Elikplim Kwabla Apetorgbor, the head of Ghana Independent Power Producers Chamber, told Reuters they could not guarantee power generation if the government failed to meet debt its obligation.
"Members have accrued huge arrears with their suppliers for which they are already in default and accruing associated penalties. We cannot continue defaulting on our obligations," Kwabla Apetorgbor said.
The gold, cocoa and oil-producing country is struggling with its worst economic crisis in a generation.
It secured a staff-level agreement with the International Monetary Fund (IMF) in December for a $3bn loan, but needs to restructure its debt and get assurances from its lenders as a condition for the IMF's board to sign off the programme.
Ghana defaulted on its external debts in December and has sealed a domestic debt swap.
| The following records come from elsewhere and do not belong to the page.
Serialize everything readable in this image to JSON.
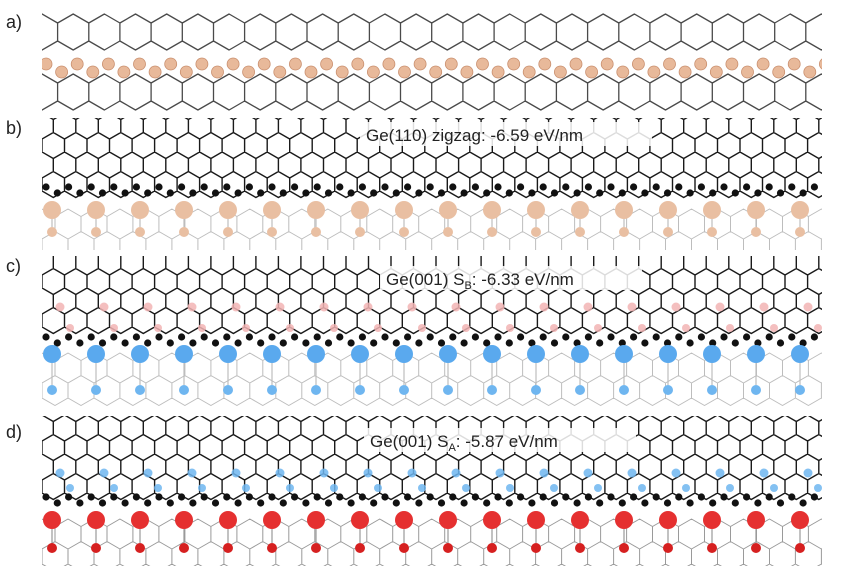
{
  "figure": {
    "panels": [
      {
        "id": "a",
        "label": "a)",
        "annotation": null,
        "colors": {
          "lattice": "#4a4a4a",
          "atoms": "#e8b99a",
          "atom_stroke": "#c98f6e"
        }
      },
      {
        "id": "b",
        "label": "b)",
        "annotation": {
          "prefix": "Ge(110) zigzag: ",
          "sub_main": "",
          "sub": "",
          "value": "-6.59 eV/nm"
        },
        "colors": {
          "graphene": "#1a1a1a",
          "edge_atoms": "#111111",
          "substrate_atoms": "#e9bfa2",
          "substrate_bonds": "#bdbdbd"
        }
      },
      {
        "id": "c",
        "label": "c)",
        "annotation": {
          "prefix": "Ge(001) ",
          "sub_main": "S",
          "sub": "B",
          "value": ": -6.33 eV/nm"
        },
        "colors": {
          "graphene": "#1a1a1a",
          "edge_atoms": "#111111",
          "top_atoms": "#f2b4b4",
          "substrate_atoms": "#5aa9ee",
          "lower_atoms": "#6fb6f0",
          "substrate_bonds": "#bdbdbd"
        }
      },
      {
        "id": "d",
        "label": "d)",
        "annotation": {
          "prefix": "Ge(001) ",
          "sub_main": "S",
          "sub": "A",
          "value": ": -5.87 eV/nm"
        },
        "colors": {
          "graphene": "#1a1a1a",
          "edge_atoms": "#111111",
          "top_atoms": "#6fb6f0",
          "substrate_atoms": "#e53030",
          "lower_atoms": "#d62020",
          "substrate_bonds": "#9a9a9a"
        }
      }
    ]
  }
}
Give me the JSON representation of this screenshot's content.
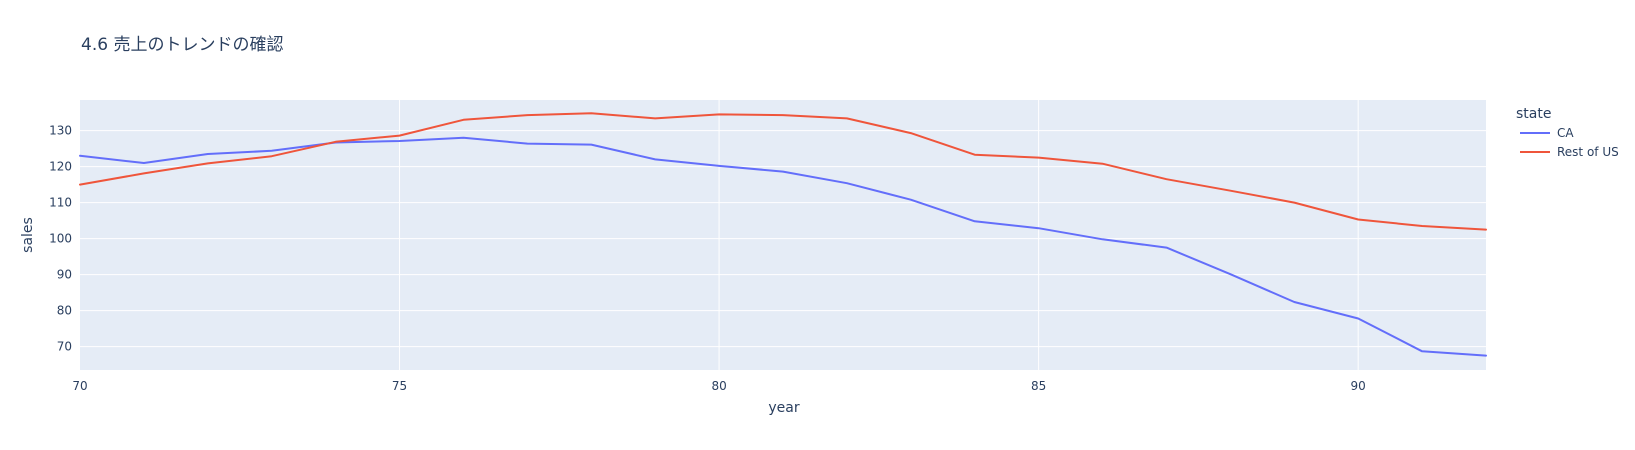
{
  "chart_data": {
    "type": "line",
    "title": "4.6 売上のトレンドの確認",
    "xlabel": "year",
    "ylabel": "sales",
    "x": [
      70,
      71,
      72,
      73,
      74,
      75,
      76,
      77,
      78,
      79,
      80,
      81,
      82,
      83,
      84,
      85,
      86,
      87,
      88,
      89,
      90,
      91,
      92
    ],
    "xlim": [
      70,
      92
    ],
    "ylim": [
      63.5,
      138.5
    ],
    "xticks": [
      "70",
      "75",
      "80",
      "85",
      "90"
    ],
    "yticks": [
      "70",
      "80",
      "90",
      "100",
      "110",
      "120",
      "130"
    ],
    "grid": true,
    "legend": {
      "title": "state",
      "placement": "right"
    },
    "plot_bgcolor": "#E5ECF6",
    "series": [
      {
        "name": "CA",
        "color": "#636EFA",
        "values": [
          123.0,
          121.0,
          123.5,
          124.4,
          126.7,
          127.1,
          128.0,
          126.4,
          126.1,
          122.0,
          120.2,
          118.6,
          115.4,
          110.8,
          104.8,
          102.9,
          99.8,
          97.5,
          90.1,
          82.4,
          77.8,
          68.7,
          67.5
        ]
      },
      {
        "name": "Rest of US",
        "color": "#EF553B",
        "values": [
          115.0,
          118.1,
          120.9,
          122.9,
          126.9,
          128.6,
          133.0,
          134.3,
          134.8,
          133.4,
          134.5,
          134.3,
          133.4,
          129.3,
          123.3,
          122.5,
          120.8,
          116.5,
          113.3,
          110.0,
          105.3,
          103.5,
          102.5
        ]
      }
    ]
  }
}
It has requested a restructuring of its bilateral debts via the G20's Common Framework vehicle.
The power producers are resisting a move by the government to restructure the debt owed to them.
"It's very important government prioritise payment to us at this critical point," Kwabla Apetorgbor said, adding that turning the power off is not an option for now.
The independent power generators control over 60% of Ghana's available thermal power generation capacity, he added.
"But if we are constrained, sincerely we can't guarantee generation," Kwabla Apetorgbor said.